Motherboard sent multiple emails to Argyle's main press inbox last week and Monday, and emailed two people listed on company press releases as public relations contacts for the company. One of those said they no longer worked with Argyle, but had forwarded our request to Argyle's founders and the company's marketing lead. Motherboard asked in each request for comment whether Argyle operated the domains at any point in time, or whether they were operated on behalf of Argyle. Argyle itself did not respond to any of Motherboard's emails.

After Beaumont and others tweeted about the sites offering payment, they went offline.

Some of the sites mention specific companies too.

"J.P. Morgan Chase workers beta group," one page read according to a screenshot posted by Thomas. "Successful applicants receive $100 reward." Other pages named T-Mobile, insurance firm The Hartford, and Amazon.

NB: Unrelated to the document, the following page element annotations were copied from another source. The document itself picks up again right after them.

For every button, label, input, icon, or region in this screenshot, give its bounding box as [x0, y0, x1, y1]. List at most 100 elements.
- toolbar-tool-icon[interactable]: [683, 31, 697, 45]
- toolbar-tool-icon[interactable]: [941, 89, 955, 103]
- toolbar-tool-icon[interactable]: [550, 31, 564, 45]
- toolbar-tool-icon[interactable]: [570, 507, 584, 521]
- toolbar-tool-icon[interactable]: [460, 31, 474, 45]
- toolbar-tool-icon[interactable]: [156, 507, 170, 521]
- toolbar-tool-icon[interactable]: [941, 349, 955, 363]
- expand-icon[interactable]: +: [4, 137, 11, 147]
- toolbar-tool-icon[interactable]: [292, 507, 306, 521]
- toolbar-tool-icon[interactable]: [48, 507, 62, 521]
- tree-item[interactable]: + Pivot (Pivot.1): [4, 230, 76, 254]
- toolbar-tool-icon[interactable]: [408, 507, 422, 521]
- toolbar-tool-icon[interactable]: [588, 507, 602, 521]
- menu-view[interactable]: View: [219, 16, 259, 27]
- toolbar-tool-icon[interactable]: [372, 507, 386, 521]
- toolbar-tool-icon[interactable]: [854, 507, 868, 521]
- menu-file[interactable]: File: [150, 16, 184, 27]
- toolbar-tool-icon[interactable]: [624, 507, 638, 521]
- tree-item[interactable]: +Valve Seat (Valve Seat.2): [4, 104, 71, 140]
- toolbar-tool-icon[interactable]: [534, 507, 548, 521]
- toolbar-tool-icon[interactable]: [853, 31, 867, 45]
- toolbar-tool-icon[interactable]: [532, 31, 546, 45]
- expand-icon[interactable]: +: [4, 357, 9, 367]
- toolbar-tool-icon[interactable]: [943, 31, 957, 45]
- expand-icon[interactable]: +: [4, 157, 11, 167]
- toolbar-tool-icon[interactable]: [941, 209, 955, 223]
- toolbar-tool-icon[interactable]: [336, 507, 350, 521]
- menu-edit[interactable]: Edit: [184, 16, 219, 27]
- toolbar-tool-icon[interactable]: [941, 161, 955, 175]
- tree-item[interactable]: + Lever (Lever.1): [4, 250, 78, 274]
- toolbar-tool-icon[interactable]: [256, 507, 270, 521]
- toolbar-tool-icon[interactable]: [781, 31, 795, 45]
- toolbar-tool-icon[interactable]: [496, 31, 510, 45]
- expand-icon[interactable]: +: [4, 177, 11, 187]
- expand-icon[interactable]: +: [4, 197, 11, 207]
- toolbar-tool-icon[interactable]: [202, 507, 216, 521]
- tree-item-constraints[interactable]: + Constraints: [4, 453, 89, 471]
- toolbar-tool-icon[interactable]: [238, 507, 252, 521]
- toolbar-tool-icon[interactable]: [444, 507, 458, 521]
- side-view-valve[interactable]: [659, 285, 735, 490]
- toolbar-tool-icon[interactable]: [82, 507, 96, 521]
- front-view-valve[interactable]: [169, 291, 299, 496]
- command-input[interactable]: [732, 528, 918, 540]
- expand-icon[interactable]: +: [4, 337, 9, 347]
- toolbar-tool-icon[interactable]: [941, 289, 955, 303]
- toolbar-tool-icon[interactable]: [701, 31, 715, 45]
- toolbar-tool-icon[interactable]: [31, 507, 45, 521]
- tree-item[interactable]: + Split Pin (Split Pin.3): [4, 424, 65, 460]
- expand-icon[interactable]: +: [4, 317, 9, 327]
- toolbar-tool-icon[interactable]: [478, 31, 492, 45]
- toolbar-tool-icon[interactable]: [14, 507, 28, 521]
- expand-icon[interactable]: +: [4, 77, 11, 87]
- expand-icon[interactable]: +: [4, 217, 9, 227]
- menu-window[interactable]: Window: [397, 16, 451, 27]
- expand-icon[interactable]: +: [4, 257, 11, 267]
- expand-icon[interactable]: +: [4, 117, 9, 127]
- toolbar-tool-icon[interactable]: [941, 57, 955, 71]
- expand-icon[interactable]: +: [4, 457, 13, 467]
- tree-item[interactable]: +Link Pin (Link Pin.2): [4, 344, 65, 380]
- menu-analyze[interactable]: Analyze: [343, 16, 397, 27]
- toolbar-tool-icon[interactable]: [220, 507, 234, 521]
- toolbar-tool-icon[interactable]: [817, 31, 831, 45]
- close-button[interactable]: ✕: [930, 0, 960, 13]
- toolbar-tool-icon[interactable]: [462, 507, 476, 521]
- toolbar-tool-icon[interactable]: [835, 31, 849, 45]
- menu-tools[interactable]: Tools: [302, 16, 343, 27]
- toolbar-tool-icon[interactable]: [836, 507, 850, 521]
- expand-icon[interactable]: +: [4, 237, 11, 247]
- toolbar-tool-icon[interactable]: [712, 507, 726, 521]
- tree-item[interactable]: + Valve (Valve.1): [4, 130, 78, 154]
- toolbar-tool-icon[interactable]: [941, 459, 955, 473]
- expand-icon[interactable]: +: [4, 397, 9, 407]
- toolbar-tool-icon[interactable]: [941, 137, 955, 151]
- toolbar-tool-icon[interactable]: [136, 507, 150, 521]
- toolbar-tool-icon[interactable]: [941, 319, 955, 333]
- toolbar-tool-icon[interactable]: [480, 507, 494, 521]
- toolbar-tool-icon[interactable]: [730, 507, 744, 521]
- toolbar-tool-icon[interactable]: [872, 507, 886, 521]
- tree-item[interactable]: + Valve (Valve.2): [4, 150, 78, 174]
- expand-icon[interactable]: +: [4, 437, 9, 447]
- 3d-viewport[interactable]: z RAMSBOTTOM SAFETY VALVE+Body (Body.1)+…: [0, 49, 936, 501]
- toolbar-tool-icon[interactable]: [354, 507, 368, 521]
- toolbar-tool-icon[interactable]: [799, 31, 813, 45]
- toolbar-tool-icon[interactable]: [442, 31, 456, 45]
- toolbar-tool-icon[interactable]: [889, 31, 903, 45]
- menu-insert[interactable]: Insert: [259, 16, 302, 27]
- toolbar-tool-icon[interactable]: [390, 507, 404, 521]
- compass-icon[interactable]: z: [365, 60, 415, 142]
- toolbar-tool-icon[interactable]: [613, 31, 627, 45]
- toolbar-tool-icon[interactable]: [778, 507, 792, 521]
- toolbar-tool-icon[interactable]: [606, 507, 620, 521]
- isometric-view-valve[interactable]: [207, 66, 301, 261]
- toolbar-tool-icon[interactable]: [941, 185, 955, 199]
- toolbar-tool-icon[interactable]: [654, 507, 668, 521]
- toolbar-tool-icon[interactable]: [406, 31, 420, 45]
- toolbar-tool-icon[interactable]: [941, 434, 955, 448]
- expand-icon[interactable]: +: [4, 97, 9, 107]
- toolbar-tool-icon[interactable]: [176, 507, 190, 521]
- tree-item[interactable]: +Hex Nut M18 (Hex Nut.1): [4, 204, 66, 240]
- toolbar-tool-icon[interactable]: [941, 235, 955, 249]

Neither J.P. Morgan Chase, Amazon, or T-Mobile responded to questions asking if any of their employees had provided login credentials to the page. The Hartford acknowledged a request for comment but stopped responding to follow-up messages.

Motherboard found many of the domains have corresponding Facebook Pages, sometimes with thousands of likes.

"Compare your wage against peers anonymously and see where do you rank!" an image uploaded to one of the Facebook groups reads.

Generally speaking, employees do not have blanket authorization to share or do what they wish with their corporate login credentials, either for past or current jobs. In 2013, journalist Matthew Keys was indicted for providing members of Anonymous with login credentials for the Tribune Company; hackers then used those credentials to deface the Los Angeles Times' website. Keys was sentenced to two years in prison. In another case, Christopher Correa, a former executive for the baseball team the Cardinals, was sentenced to four years in prison for logging into a Cardinals system by using a password from his former employer.